Рядом с Франсуа лежала мертвая орлица; на остроконечной вершине скалы сидел невредимый орленок, печальный и неподвижный, как изваяние, а в воздухе бесконечно кружил орел, издавая время от времени пронзительные жалобные крики; что же касается Верного, то он, обессиленный, задыхаясь, лег возле хозяина и стал лизать ему лицо, залитое кровью.
Франсуа был застигнут врасплох отцом и матерью орленка: они, несомненно, напали на него в ту минуту, когда он собирался похитить их птенца. Вынужденный оторвать руки от отвесной скалы, на которую он взобрался, Франсуа сорвался с нее, успев перед этим задушить одного из бросившихся на него орлов: следы когтей орлицы еще виднелись на плече Франсуа.
— Вот почему мы так любим Верного, — вступил в разговор старик. — Видите ли, без него тело нашего бедного Франсуа разорвали бы волки и стервятники, а благодаря Верному он сейчас спокойно спит в могиле, похороненный по-христиански, и время от времени, когда нам недостает смирения, мы можем прийти на нее помолиться…
Я понял, что Жаку и Марианне надо остаться одним, и, вместо того чтобы сесть за стол, вышел из комнаты.
В десять часов вечера старик проводил меня в комнату, которая была мне приготовлена; на столе около кровати я увидел рукопись, чернила и перья.

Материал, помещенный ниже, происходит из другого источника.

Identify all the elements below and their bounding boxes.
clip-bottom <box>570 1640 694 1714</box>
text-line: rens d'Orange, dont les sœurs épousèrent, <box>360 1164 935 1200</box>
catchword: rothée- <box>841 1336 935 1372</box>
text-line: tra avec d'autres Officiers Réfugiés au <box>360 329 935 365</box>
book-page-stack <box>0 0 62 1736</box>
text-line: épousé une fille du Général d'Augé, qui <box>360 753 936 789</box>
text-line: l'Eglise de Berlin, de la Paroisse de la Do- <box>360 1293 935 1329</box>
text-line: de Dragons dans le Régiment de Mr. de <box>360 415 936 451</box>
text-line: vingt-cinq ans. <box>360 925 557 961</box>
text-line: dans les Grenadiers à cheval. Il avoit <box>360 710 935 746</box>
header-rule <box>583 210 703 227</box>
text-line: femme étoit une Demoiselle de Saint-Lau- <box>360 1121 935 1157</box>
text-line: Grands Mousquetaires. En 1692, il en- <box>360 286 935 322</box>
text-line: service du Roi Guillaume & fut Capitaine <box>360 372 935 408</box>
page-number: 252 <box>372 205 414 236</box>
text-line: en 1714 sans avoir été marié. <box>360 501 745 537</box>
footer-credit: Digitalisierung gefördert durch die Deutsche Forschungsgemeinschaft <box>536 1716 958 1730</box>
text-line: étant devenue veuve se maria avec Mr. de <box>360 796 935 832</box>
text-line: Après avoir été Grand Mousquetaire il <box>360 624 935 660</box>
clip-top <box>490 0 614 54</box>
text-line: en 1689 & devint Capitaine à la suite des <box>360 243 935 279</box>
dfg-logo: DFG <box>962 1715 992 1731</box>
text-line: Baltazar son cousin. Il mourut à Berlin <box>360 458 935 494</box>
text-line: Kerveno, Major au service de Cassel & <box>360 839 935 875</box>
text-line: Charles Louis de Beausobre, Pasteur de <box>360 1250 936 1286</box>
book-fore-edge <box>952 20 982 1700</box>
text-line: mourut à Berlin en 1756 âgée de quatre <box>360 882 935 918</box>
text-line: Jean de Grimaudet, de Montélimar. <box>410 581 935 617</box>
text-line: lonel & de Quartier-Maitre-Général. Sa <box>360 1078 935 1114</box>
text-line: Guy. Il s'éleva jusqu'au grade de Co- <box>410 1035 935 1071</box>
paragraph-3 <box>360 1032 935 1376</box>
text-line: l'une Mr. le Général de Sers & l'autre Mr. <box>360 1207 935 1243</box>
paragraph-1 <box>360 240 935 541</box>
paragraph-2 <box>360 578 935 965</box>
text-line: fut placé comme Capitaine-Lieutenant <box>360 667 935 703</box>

— Послушайте, — сказал мне Жак, — вы просили меня рассказать об оползне, случившемся в Гольдау, но я не хотел говорить при моей дочери об этой трагедии, которая напомнила бы ей о смерти матери, да еще теперь, когда у бедняжки и так разбито сердце; но вот подробнейший рассказ об этой катастрофе, написанный отцом Марианны, моим старым другом, Йозефом Вигельдом. Вы можете переписать этот рассказ, и тогда вам станет ясно, что это Господь Бог в своем милосердии спас мою бедную Марианну, чтобы однажды она стала утешением для старика, потерявшего сына.
Я поблагодарил хозяина, но в этот вечер мне довелось наслушаться уже столько всяких воспоминаний, что я отложил эту работу на следующее утро.
Меня разбудил луч солнца, так весело танцевавший на моих смеженных веках, что мне волей-неволей пришлось открыть глаза. Сначала я решил, что мне привиделись какие-то странные и бессвязные сновидения: Пьеро, Массе-на, Франсуа, Верный, Жак, Марианна и орлы — все настолько перепуталось в моем сне, что мне стоило немалых усилий навести порядок в этих воспоминаниях и внести ясность в эту путаницу. Справившись со столь трудной задачей, я вспомнил, что мне осталось сделать запись еще об одной, не менее ужасной катастрофе, постигшей это семейство, а именно, об обрушении горы Россберг. Рассказ об этом бедствии я передаю здесь во всей его незатейливой простоте, ибо я списал его из рукописи моего хозяина, а точнее, слово в слово перевел. Возможно, он заинтересует читателей, ведь в настоящее время, благодаря таланту г-на Дагерра, в Диораме представлено живописное полотно, во всех подробностях передающее драматизм этой катастрофы.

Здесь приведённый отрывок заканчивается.